Despite his devotion to Daleks—those cruel, armor-clad extraterrestrials from the TV show Doctor Who, now in its 50th year—Jim Rossiter has no interest in annihilating other civilizations. The 57-year-old Australian just likes how the aliens look. After decades of building radio-controlled vehicles, Rossiter made his own eerily accurate Dalek, right down its screeching battle cry: “Exterminate!”

A typical Dalek resembles a giant saltshaker outfitted with a ray gun, a menacing eye on a long stalk, and a third appendage shaped like a sink plunger (which, on the show, can suck its foes to death). Beneath the exoskeletal armor lives a tentacled mutant soldier whose mission is to destroy all other life.

Still, Daleks have an unusual B-movie charm that inspires fan adoration. Rossiter, a machinist by trade, found himself part of a global community of passionate Dalek builders who share plans, tips, and tricks, ncluding advice about 3-D–printing replicas of rare 1960s ray guns.

Rossiter began with a wood and fiberboard frame.

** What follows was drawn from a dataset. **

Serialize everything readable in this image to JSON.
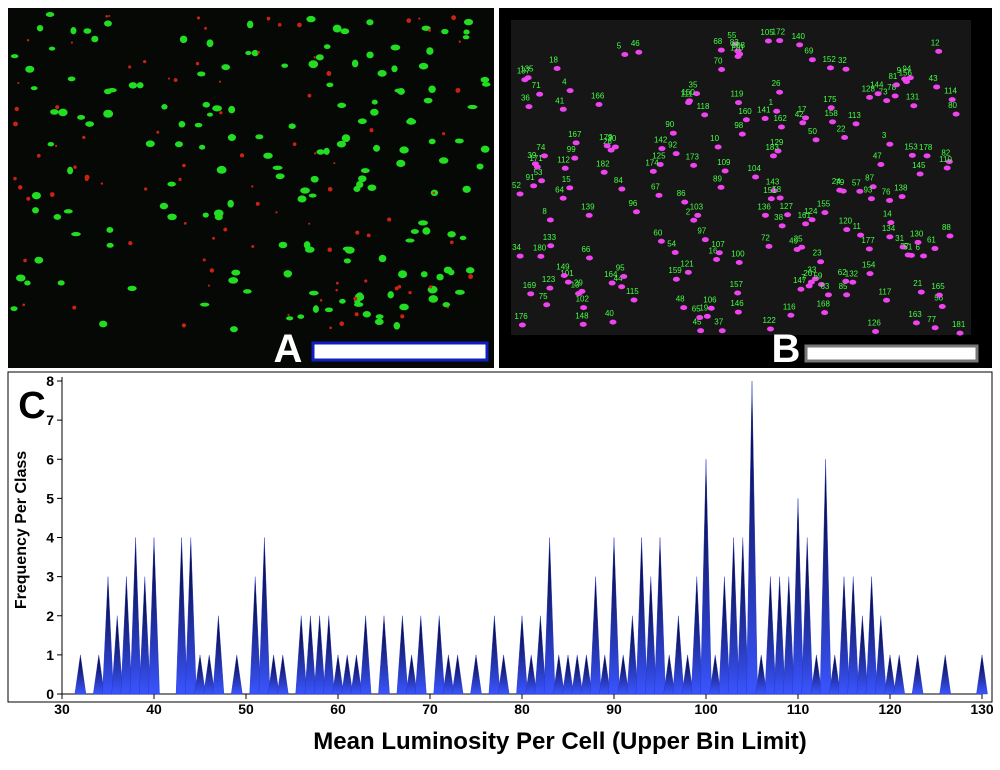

What initially resembled a weird piece of furniture soon looked threatening, as Rossiter lathed several pieces of aluminum into the Dalek’s ray gun. He set the barrel of the gun in a spherical wooden bedpost, and later fit the bedpost inside the body so it could rotate like an arm in a shoulder socket.

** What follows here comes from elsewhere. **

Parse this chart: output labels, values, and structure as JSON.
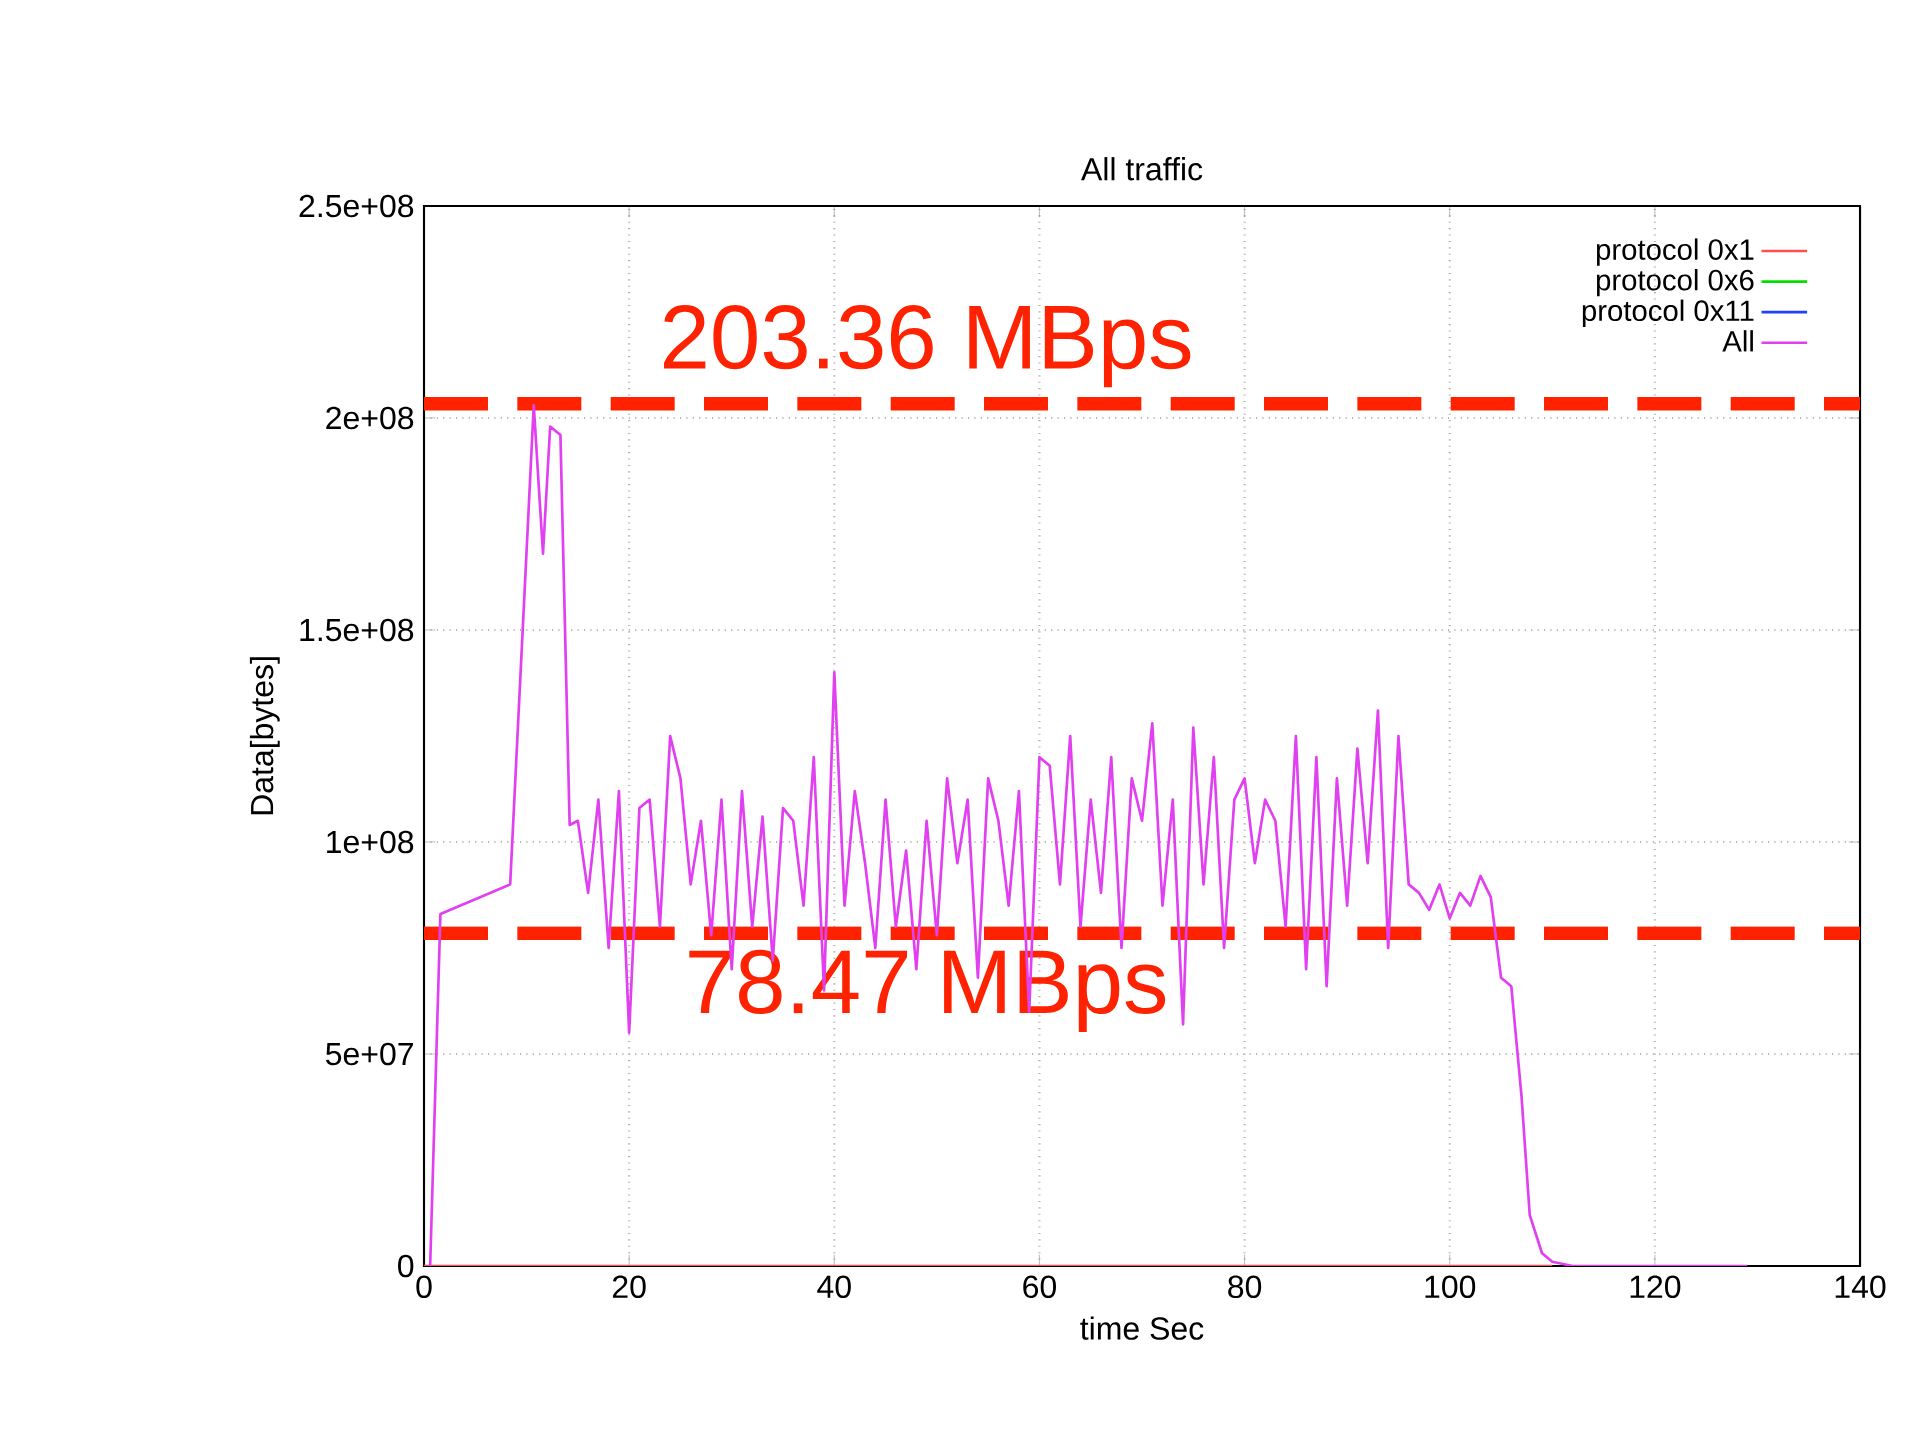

Next, Rossiter spent months sawing, sanding, and fiberglassing the Dalek’s body and dome-shaped head. To make the eyestalk move up and down, he first installed a windshield-wiper motor. Once he switched it on, though, it wouldn’t stop. “The motor kept trying to move the arm [on its own],” he says. He eventually opted for a simpler servomotor, and he used another servo—linked to a wheel from an old remote-control car—to rotate the head from the inside.

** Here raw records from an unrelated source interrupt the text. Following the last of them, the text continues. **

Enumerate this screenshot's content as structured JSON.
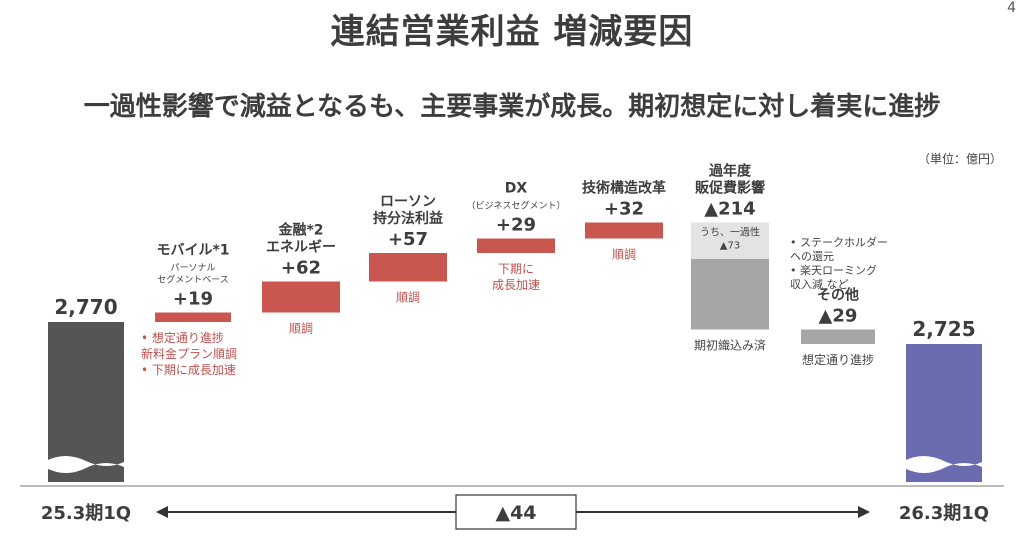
{
  "page": {
    "title": "連結営業利益 増減要因",
    "page_number": "4",
    "subtitle": "一過性影響で減益となるも、主要事業が成長。期初想定に対し着実に進捗",
    "unit": "（単位：億円）"
  },
  "colors": {
    "start_bar": "#555555",
    "end_bar": "#6b6bb0",
    "increase": "#c9574f",
    "decrease": "#a6a6a6",
    "one_time": "#e3e3e3",
    "note_text": "#c0504d"
  },
  "chart_data": {
    "type": "waterfall",
    "start": {
      "label": "25.3期1Q",
      "value": 2770,
      "value_label": "2,770"
    },
    "end": {
      "label": "26.3期1Q",
      "value": 2725,
      "value_label": "2,725"
    },
    "total_change": "▲44",
    "steps": [
      {
        "name_lines": [
          "モバイル*1"
        ],
        "sub_lines": [
          "パーソナル",
          "セグメントベース"
        ],
        "value": 19,
        "value_label": "+19",
        "notes": [
          "• 想定通り進捗",
          "  新料金プラン順調",
          "• 下期に成長加速"
        ]
      },
      {
        "name_lines": [
          "金融*2",
          "エネルギー"
        ],
        "sub_lines": [],
        "value": 62,
        "value_label": "+62",
        "notes": [
          "順調"
        ]
      },
      {
        "name_lines": [
          "ローソン",
          "持分法利益"
        ],
        "sub_lines": [],
        "value": 57,
        "value_label": "+57",
        "notes": [
          "順調"
        ]
      },
      {
        "name_lines": [
          "DX"
        ],
        "sub_lines": [
          "（ビジネスセグメント）"
        ],
        "value": 29,
        "value_label": "+29",
        "notes": [
          "下期に",
          "成長加速"
        ]
      },
      {
        "name_lines": [
          "技術構造改革"
        ],
        "sub_lines": [],
        "value": 32,
        "value_label": "+32",
        "notes": [
          "順調"
        ]
      },
      {
        "name_lines": [
          "過年度",
          "販促費影響"
        ],
        "sub_lines": [],
        "value": -214,
        "value_label": "▲214",
        "one_time_label": [
          "うち、一過性",
          "▲73"
        ],
        "one_time_value": -73,
        "notes": [
          "期初織込み済"
        ]
      },
      {
        "name_lines": [
          "その他"
        ],
        "sub_lines": [],
        "value": -29,
        "value_label": "▲29",
        "pre_notes": [
          "• ステークホルダー",
          "  への還元",
          "• 楽天ローミング",
          "  収入減 など"
        ],
        "notes": [
          "想定通り進捗"
        ]
      }
    ]
  }
}
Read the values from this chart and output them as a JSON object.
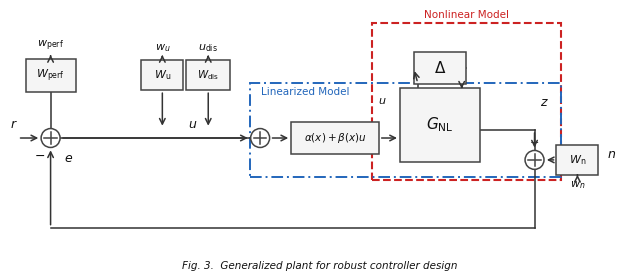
{
  "bg_color": "#ffffff",
  "block_edge": "#444444",
  "block_fill": "#f5f5f5",
  "nl_box_color": "#cc2222",
  "lm_box_color": "#2266bb",
  "line_color": "#333333",
  "text_color": "#111111",
  "fig_caption": "Fig. 3.  Generalized plant for robust controller design"
}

Other fans built Daleks with room for a human driver, but Rossiter had a different plan. “I wanted to see it moving rather than see from inside,” he says. So he wired every part for remote control, and set the body on top of a concealed baseplate equipped with two caster wheels and a pair of fat mobility-scooter tires. Each tire moves on an independent motor, allowing Rossiter to drive the Dalek like a tank.

Finally, he transferred sound bites of the Dalek’s bleating voice to an old MP3 player, pulled that apart, and wired it to a custom amp and a set of speakers in the body. He can activate the voice from afar, but he’s working on a remote microphone and voice-modulation system to twist his words into Dalek-speak in real time.

Rossiter’s monstrosity has already terrorized nieces and nephews, but in October he plans to invade an Australian science-fiction convention called Armageddon. The challenge will be getting the alien there; it doesn’t fit through his shop door. “Daleks have their own spaceships,” Rossiter says. “I only have a little hatchback.”